Every week we bring you the world’s biggest business, currency, and travel stories. This week: Uber will begin testing driverless cars, the Bank of England’s bond buying program is back on track, oil prices could rise thanks to newly proposed talks, inflation in Canada falls short of expectations, and real estate sales are down – but prices continue to rise.
Uber intends to begin testing self-driving cars in Pittsburg in the coming weeks. Each car will have a backup human driver and any passengers that volunteer for the program will be rewarded with a free ride. Ford also announced that it was in the process of developing a fleet of automated vehicles for a new ride-hailing fleet in 2021.
BoE Back on Track
Last week the Bank of England struggled to reach its bond buying target for the first time in almost 8 years. This week’s round of quantitative easing (QE) was far more successful. The British central bank hit all of its targets, and the program looks to be back on course. Whether the expanded QE program will be enough to offset the economic damage of Brexit remains to be seen.

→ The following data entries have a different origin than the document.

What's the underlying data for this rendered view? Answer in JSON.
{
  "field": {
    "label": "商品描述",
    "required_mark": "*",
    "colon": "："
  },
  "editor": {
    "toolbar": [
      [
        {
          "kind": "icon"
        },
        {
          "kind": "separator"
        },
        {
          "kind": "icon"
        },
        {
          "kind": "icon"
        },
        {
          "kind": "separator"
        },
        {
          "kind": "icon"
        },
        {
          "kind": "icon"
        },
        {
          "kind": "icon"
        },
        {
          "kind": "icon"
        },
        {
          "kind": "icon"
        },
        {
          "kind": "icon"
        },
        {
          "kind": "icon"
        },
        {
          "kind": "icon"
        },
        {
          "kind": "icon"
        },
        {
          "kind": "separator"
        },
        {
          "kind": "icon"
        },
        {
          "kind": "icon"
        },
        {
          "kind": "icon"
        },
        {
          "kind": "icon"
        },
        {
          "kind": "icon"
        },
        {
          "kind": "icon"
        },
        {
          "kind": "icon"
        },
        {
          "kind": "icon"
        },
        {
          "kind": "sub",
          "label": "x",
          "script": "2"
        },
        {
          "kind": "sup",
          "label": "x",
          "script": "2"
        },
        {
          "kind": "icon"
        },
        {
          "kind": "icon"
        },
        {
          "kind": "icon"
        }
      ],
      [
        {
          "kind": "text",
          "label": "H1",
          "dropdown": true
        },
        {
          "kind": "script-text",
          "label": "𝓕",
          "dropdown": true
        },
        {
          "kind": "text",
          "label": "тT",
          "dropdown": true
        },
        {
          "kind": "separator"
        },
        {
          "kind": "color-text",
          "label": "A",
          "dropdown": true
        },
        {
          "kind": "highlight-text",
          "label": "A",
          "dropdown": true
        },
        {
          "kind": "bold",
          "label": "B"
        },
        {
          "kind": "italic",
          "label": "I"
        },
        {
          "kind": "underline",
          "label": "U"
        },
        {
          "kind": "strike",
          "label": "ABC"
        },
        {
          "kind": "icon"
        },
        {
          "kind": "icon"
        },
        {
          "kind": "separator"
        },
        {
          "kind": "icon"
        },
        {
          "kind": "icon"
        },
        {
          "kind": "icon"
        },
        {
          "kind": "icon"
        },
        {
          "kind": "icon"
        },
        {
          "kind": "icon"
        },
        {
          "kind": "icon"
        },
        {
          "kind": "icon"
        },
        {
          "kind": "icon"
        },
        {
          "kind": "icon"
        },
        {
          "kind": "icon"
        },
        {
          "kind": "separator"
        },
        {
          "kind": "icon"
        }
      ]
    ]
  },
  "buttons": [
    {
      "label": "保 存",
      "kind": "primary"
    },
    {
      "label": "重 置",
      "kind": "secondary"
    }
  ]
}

QE, combined with low interest rates, could boost the British economy but also devalue the pound in the process.
Saudi Arabia has hinted that it may seek to renew discussions with non-OPEC oil producers to slow or freeze output in order to raise prices. Low oil prices have expanded the market share of countries with oil reserves that are cheap to exploit, but seriously hurt countries that rely on more costly oil extraction techniques. Canada in particular has been hit hard by low oil prices. A similar discussion which would have included Saudi Arabia’s regional rival Iran failed to reach an agreement in April. Iran, which is heavily reliant on oil, refused to agree to cut production.
Inflation in Canada fell to 1.3% last month, down from 1.5% in June according to Statistics Canada. Economists had predicted a drop of about 0.1% to 1.4% inflation, but weaker than expected retail purchases depressed prices. Gas prices also fell by 5.6% in July, down 14% year on year. High inflation lowers the value of currency, but low inflation can be a sign of a stagnant economy. The goldilocks figure is usually considered to be around 2%.
Sales down, prices up
Home sales in Canada fell in July for the 3rd month in succession. According to the Canadian Real Estate Association, home sales dropped by 1.3% from June to July, while the number of houses on the market rose by 1.2%. Year on year house sales are down 2.9%. In Greater Vancouver sales have fallen 21.5% since hitting a crescendo in February. Despite falling demand, prices are up 32.6% year on year. On August 2nd Vancouver implemented a new controversial 15% foreign home buyers tax to make housing more affordable – but it is too soon to tell what impact the tax will have on the housing market.